The Centre will bar income taxpayers from availing themselves of the Atal Pension Yojana (APY) from October 1 this year to ensure that the scheme’s benefits reach the poor and underprivileged.
Atal Pension Yojana, launched in 2015, is a social security scheme for citizens aged 18 to 40. Subscribers, based on their contributions, get a guaranteed monthly pension of Rs 1,000 to Rs 5,000 per on turning 60.
Subscribers who join the scheme on or after October 1 and are income taxpayers will have their APY accounts closed. The accumulated pension wealth would be given to subscribers, the Centre said.
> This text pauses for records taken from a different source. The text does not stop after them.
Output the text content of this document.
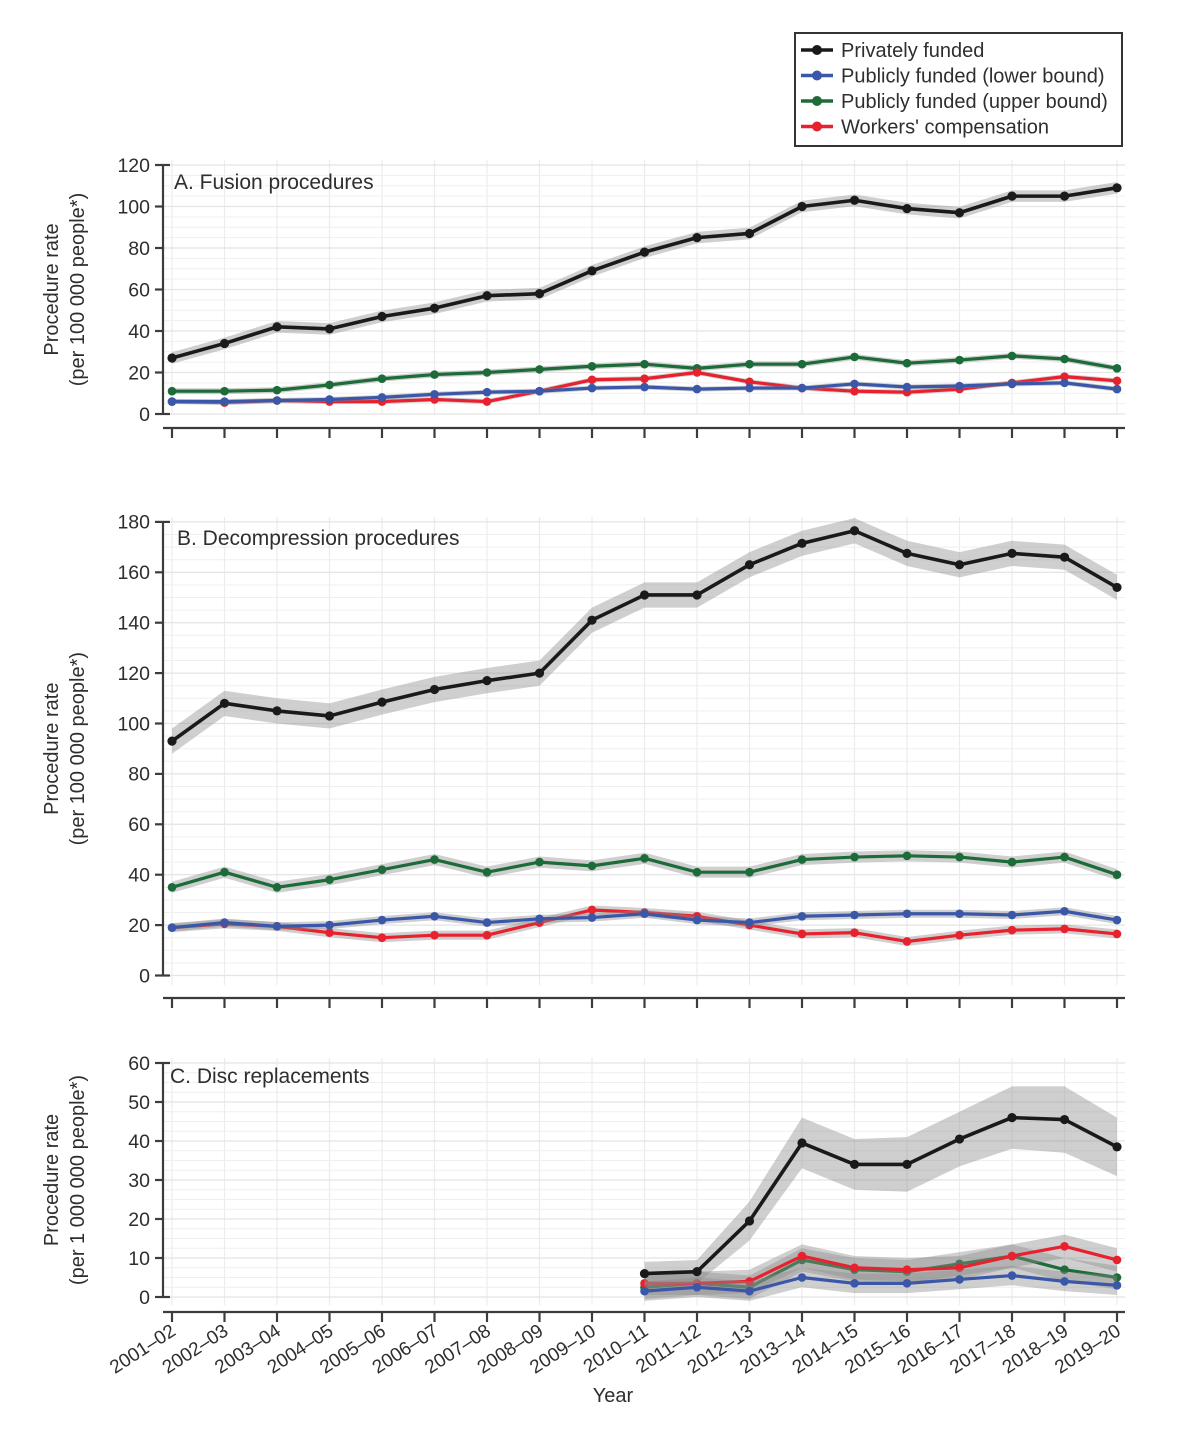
0
20
40
60
80
100
120
A. Fusion procedures
Procedure rate (per 100 000 people*)
0
20
40
60
80
100
120
140
160
180
B. Decompression procedures
Procedure rate (per 100 000 people*)
0
10
20
30
40
50
60
2001–02
2002–03
2003–04
2004–05
2005–06
2006–07
2007–08
2008–09
2009–10
2010–11
2011–12
2012–13
2013–14
2014–15
2015–16
2016–17
2017–18
2018–19
2019–20
C. Disc replacements
Procedure rate (per 1 000 000 people*)
Privately funded
Publicly funded (lower bound)
Publicly funded (upper bound)
Workers' compensation
Year
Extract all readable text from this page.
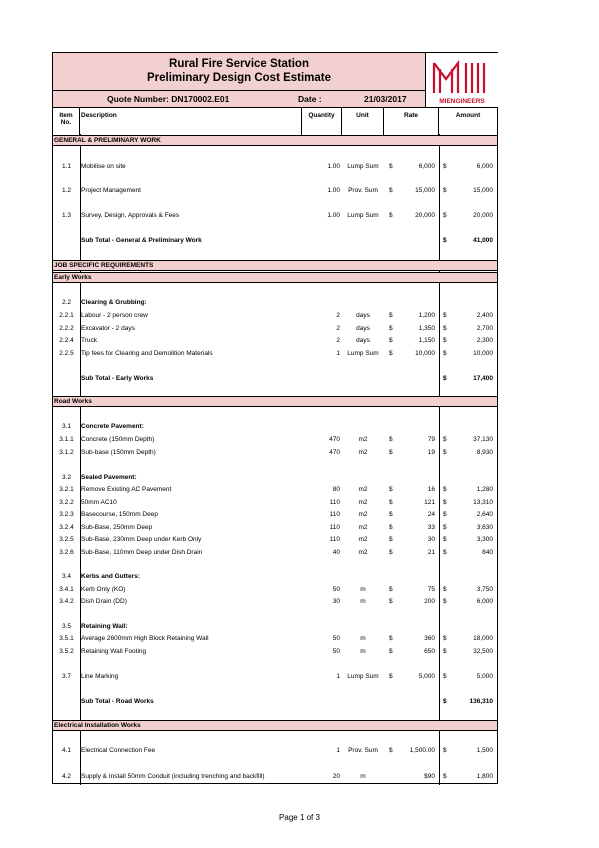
Rural Fire Service Station
Preliminary Design Cost Estimate
Quote Number: DN170002.E01	Date :	21/03/2017	MIENGINEERS
Item
No.
Description	Quantity	Unit	Rate	Amount
GENERAL & PRELIMINARY WORK
JOB SPECIFIC REQUIREMENTS
Early Works
Road Works
Electrical Installation Works
1.1	Mobilise on site	1.00	Lump Sum	$	6,000 $	6,000
1.2	Project Management	1.00	Prov. Sum	$	15,000 $	15,000
1.3	Survey, Design, Approvals & Fees	1.00	Lump Sum	$	20,000 $	20,000
Sub Total - General & Preliminary Work	$	41,000
2.2	Clearing & Grubbing:
2.2.1	Labour - 2 person crew	2	days	$	1,200 $	2,400
2.2.2	Excavator - 2 days	2	days	$	1,350 $	2,700
2.2.4	Truck	2	days	$	1,150 $	2,300
2.2.5	Tip fees for Clearing and Demolition Materials	1	Lump Sum	$	10,000 $	10,000
Sub Total - Early Works	$	17,400
3.1	Concrete Pavement:
3.1.1	Concrete (150mm Depth)	470	m2	$	79 $	37,130
3.1.2	Sub-base (150mm Depth)	470	m2	$	19 $	8,930
3.2	Sealed Pavement:
3.2.1	Remove Existing AC Pavement	80	m2	$	16 $	1,280
3.2.2	50mm AC10	110	m2	$	121 $	13,310
3.2.3	Basecourse, 150mm Deep	110	m2	$	24 $	2,640
3.2.4	Sub-Base, 250mm Deep	110	m2	$	33 $	3,630
3.2.5	Sub-Base, 230mm Deep under Kerb Only	110	m2	$	30 $	3,300
3.2.6	Sub-Base, 110mm Deep under Dish Drain	40	m2	$	21 $	840
3.4	Kerbs and Gutters:
3.4.1	Kerb Only (KO)	50	m	$	75 $	3,750
3.4.2	Dish Drain (DD)	30	m	$	200 $	6,000
3.5	Retaining Wall:
3.5.1	Average 2600mm High Block Retaining Wall	50	m	$	360 $	18,000
3.5.2	Retaining Wall Footing	50	m	$	650 $	32,500
3.7	Line Marking	1	Lump Sum	$	5,000 $	5,000
Sub Total - Road Works	$	136,310
4.1	Electrical Connection Fee	1	Prov. Sum	$	1,500.00 $	1,500
4.2	Supply & Install 50mm Conduit (including trenching and backfill)	20	m	$90 $	1,800
Page 1 of 3
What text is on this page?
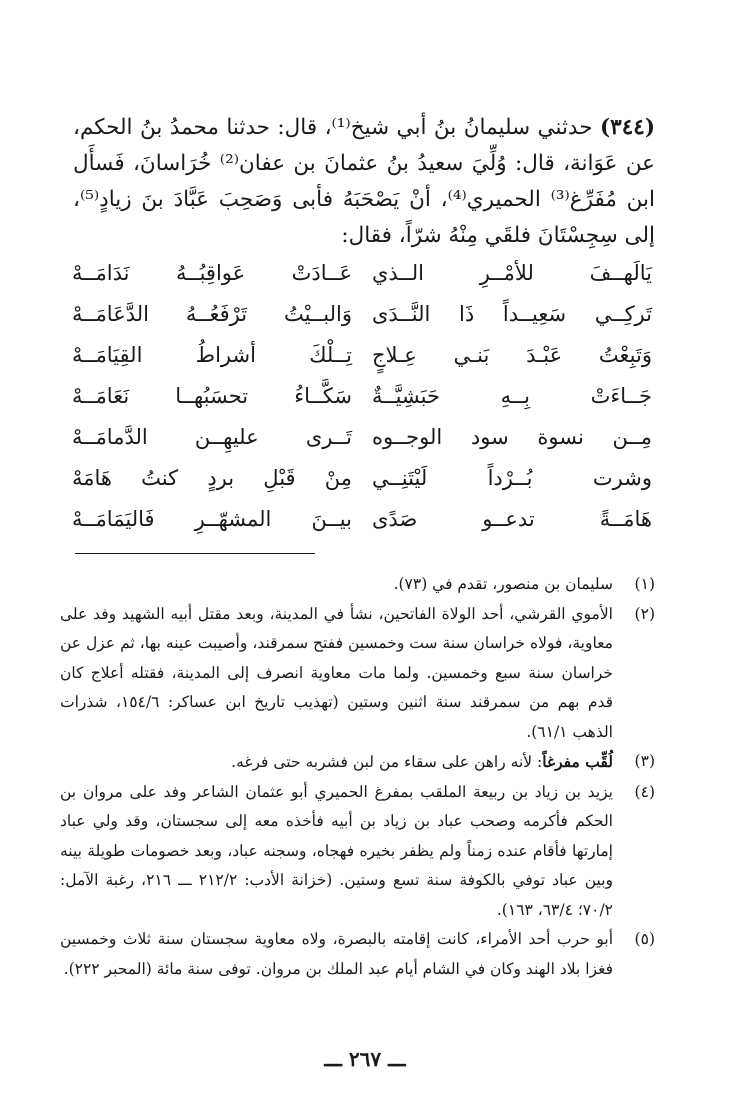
(٣٤٤) حدثني سليمانُ بنُ أبي شيخ⁽¹⁾، قال: حدثنا محمدُ بنُ الحكم، عن عَوَانة، قال: وُلِّيَ سعيدُ بنُ عثمانَ بن عفان⁽²⁾ خُرَاسانَ، فَسأَل ابن مُفَرِّغ⁽³⁾ الحميري⁽⁴⁾، أنْ يَصْحَبَهُ فأبى وَصَحِبَ عَبَّادَ بنَ زيادٍ⁽⁵⁾، إلى سِجِسْتَانَ فلقَي مِنْهُ شرّاً، فقال:

يَالَهــفَ للأمْــرِ الــذي
عَــادَتْ عَواقِبُــهُ نَدَامَــهْ
تَركِــي سَعِيــداً ذَا النَّــدَى
وَالبــيْتُ تَرْفَعُــهُ الدَّعَامَــهْ
وَتَبِعْتُ عَبْـدَ بَنـي عِـلاجٍ
تِــلْكَ أشراطُ القِيَامَــهْ
جَــاءَتْ بِــهِ حَبَشِيَّــةٌ
سَكَّــاءُ تحسَبُهــا نَعَامَــهْ
مِــن نسوة سود الوجــوه
تَــرى عليهِــن الدَّمامَــهْ
وشرت بُــرْداً لَيْتَنِــي
مِنْ قَبْلِ بردٍ كنتُ هَامَهْ
هَامَــةً تدعــو صَدًى
بيــنَ المشهّــرِ فَاليَمَامَــهْ
(١)
سليمان بن منصور، تقدم في (٧٣).
(٢)
الأموي القرشي، أحد الولاة الفاتحين، نشأ في المدينة، وبعد مقتل أبيه الشهيد وفد على معاوية، فولاه خراسان سنة ست وخمسين ففتح سمرقند، وأصيبت عينه بها، ثم عزل عن خراسان سنة سبع وخمسين. ولما مات معاوية انصرف إلى المدينة، فقتله أعلاج كان قدم بهم من سمرقند سنة اثنين وستين (تهذيب تاريخ ابن عساكر: ١٥٤/٦، شذرات الذهب ٦١/١).
(٣)
لُقِّب مفرغاً: لأنه راهن على سقاء من لبن فشربه حتى فرغه.
(٤)
يزيد بن زياد بن ربيعة الملقب بمفرغ الحميري أبو عثمان الشاعر وفد على مروان بن الحكم فأكرمه وصحب عباد بن زياد بن أبيه فأخذه معه إلى سجستان، وقد ولي عباد إمارتها فأقام عنده زمناً ولم يظفر بخيره فهجاه، وسجنه عباد، وبعد خصومات طويلة بينه وبين عباد توفي بالكوفة سنة تسع وستين. (خزانة الأدب: ٢١٢/٢ ـــ ٢١٦، رغبة الآمل: ٧٠/٢؛ ٦٣/٤، ١٦٣).
(٥)
أبو حرب أحد الأمراء، كانت إقامته بالبصرة، ولاه معاوية سجستان سنة ثلاث وخمسين فغزا بلاد الهند وكان في الشام أيام عبد الملك بن مروان. توفى سنة مائة (المحبر ٢٢٢).
ـــ ٢٦٧ ـــ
As the scheme has an element of subsidy or commitment to pay a subsidy, the view is that it should benefit the poor and underprivileged, said a government official. The idea is to discourage those who can afford a pension plan from availing of the scheme. As the government guarantees assured returns through the scheme, a low-interest rate regime in future may increase its burden for gap funding, he said.
Contributions to the scheme can be monthly, quarterly, or half-yearly. In case of death of a person, the spouse will receive the pension and on the death of both, the pension corpus will be returned to the nominee.
APY is primarily meant to cover the unorganised sector with pension benefits, and these are the people who are not looking for an income tax exemption, said Supratim Bandyopadhyay, chairman of the Pension Fund Regulatory and Development Authority (PFRDA). APY subscribers already have to make a declaration if they pay income tax, and this will help in finding out whether income taxpayers use the scheme in future. More checks and balances would be put in place, Bandyopadhyay said.
Less than 3 per cent of all APY subscribers would be income taxpayers, Bandyopadhyay said. There were about 43.9 million gross enrolments for APY as of August 10. About 70-80 per cent of subscribers are in the Rs 1,000 pension bracket.
“The government wants the scheme to be targeted to the right segment, and it is a big commitment from the government to promise assured pension to subscribers, Bandyopadhyay said.
While announcing the scheme in 2015, the centre had said it will co-contribute up to Rs 1,000/year if subscribers avail of the scheme by December 31, 2015. As on FY23, the centre has allocated Rs 1,546 crore for the scheme. The budgeted amount includes the government’s co-contribution, funding support to PFRDA for payment of incentives to aggregators and promotional campaigns under APY.